Have you tried any other ways to solve this problem?

When contracting prospects, it's important you make them feel like you're not wasting their time. In addition to researching their background and challenges their business might be facing, asking this question makes it easier to offer just the right solution without offering something they know might not work. By learning about outcomes from other products, you can refine your product suggestions and make the call more interesting to potential buyers.

3. Write a sales script

A sales script is a document that lists what you want to say during your call and when to say it. One of the key elements of the script is an introduction. This element helps you begin the call properly and set a positive tone for it. A complete introduction mentions your name and role, describes your employer, explains what the company where you work does and presents the purpose of the call. It's also helpful to share any goals you have for the conversation, for example, inviting the prospect to an in-person meeting.

To make the call more personalised, you can also include a phrase that helps you build a relationship with the prospect. For instance, you can refer to their experience or any projects they've completed. Remember to use the script to list any questions you've prepared after researching your prospects.

Read more: How to write a sales script (with a template and example)

4. Use your active listening skills

How much you talk during a call may vary depending on what you're selling and the prospect you're talking to. Even when you expect to talk a lot, pay attention to what the other person says and how they speak. When you notice your prospect rarely hesitates to answer your questions and shares a lot about their expectations, it often means you're asking the right questions and they feel comfortable talking to you. If they're a little hesitant, try asking more open-ended questions that require some input from them.

Related: How to improve your active listening skills

5. Take notes

Remember to take notes during your cold calls. The information you gather allows you to learn more about your prospective buyers. It also serves as a great learning material, which you can use to improve your sales technique for future calls.

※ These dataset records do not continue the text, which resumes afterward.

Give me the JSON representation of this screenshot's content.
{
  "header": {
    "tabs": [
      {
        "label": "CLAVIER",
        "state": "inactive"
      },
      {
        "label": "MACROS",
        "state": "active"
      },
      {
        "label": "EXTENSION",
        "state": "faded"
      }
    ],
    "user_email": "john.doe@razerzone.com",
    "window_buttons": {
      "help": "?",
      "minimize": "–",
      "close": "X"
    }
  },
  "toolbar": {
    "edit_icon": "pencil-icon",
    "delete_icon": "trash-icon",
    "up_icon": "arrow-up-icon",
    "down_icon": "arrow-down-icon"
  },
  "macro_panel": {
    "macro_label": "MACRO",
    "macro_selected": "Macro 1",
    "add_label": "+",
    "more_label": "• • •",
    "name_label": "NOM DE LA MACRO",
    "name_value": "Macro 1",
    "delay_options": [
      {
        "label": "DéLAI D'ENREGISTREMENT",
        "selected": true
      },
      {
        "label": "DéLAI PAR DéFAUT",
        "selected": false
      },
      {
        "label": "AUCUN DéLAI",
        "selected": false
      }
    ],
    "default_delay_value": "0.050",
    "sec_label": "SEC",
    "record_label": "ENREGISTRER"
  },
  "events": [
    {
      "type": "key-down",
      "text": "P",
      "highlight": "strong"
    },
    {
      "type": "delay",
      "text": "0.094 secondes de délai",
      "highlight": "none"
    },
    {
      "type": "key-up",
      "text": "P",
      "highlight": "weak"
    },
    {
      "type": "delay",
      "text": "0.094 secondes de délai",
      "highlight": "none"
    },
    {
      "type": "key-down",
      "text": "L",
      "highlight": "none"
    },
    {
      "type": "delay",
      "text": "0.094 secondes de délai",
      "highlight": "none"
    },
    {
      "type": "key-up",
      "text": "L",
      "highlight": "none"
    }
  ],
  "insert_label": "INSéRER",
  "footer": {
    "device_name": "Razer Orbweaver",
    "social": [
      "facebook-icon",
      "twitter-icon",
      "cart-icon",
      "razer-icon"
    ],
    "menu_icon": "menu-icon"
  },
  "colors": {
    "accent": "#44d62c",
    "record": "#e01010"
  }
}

Related: Meeting notes template: definition, tips and example

6. Use a strong closing line

Just like the introduction, the closing you use can impact the result of your call. Using the right closing line increases the chances your prospective buyer leaves the call with a positive and hopeful mindset. To create an ideal closing to include in your script, you can briefly go over the buyer's pain points and mention any projects they're working on right now. The last few minutes of the call are also great for giving them one last chance to ask you any questions they may have. After answering, let them know you appreciate their time.

7. Decide what to do next

If at the end of your call your prospect wants to proceed in the sales process, explain the next steps to them. For example, you can let them know you're forwarding their contact information to a colleague and they can expect a call or email from them the next business day. In some instances, like when the purchase is fully automated, you can walk them through the steps necessary for finalising it.

Related: What is sales qualification and why is it important?

Benefits of making cold calls

Although cold calling may not work for some business models, it's an effective sales technique many organisations, such as software-as-a-service (SaaS) companies, use to reach new customers. Here are some benefits of making discovery calls:

  • Reaching new customers: Discovery calling is an effective way to reach new customers and tell them about the business you represent. Conducting research before the call helps you make sure they fit the company's profile.

  • Improving your sales technique: When cold calling prospects, you're likely to make up to several dozen calls each day. This is a great way to test your skills in practice and improve your sales techniques.

  • Showing you care about them: Companies that use calls to convince prospects might be more competitive because they build a real human connection between sales representatives and buyers. This is because it gives prospects a chance to get to know the person who's offering them new products and ask them any questions they have about it.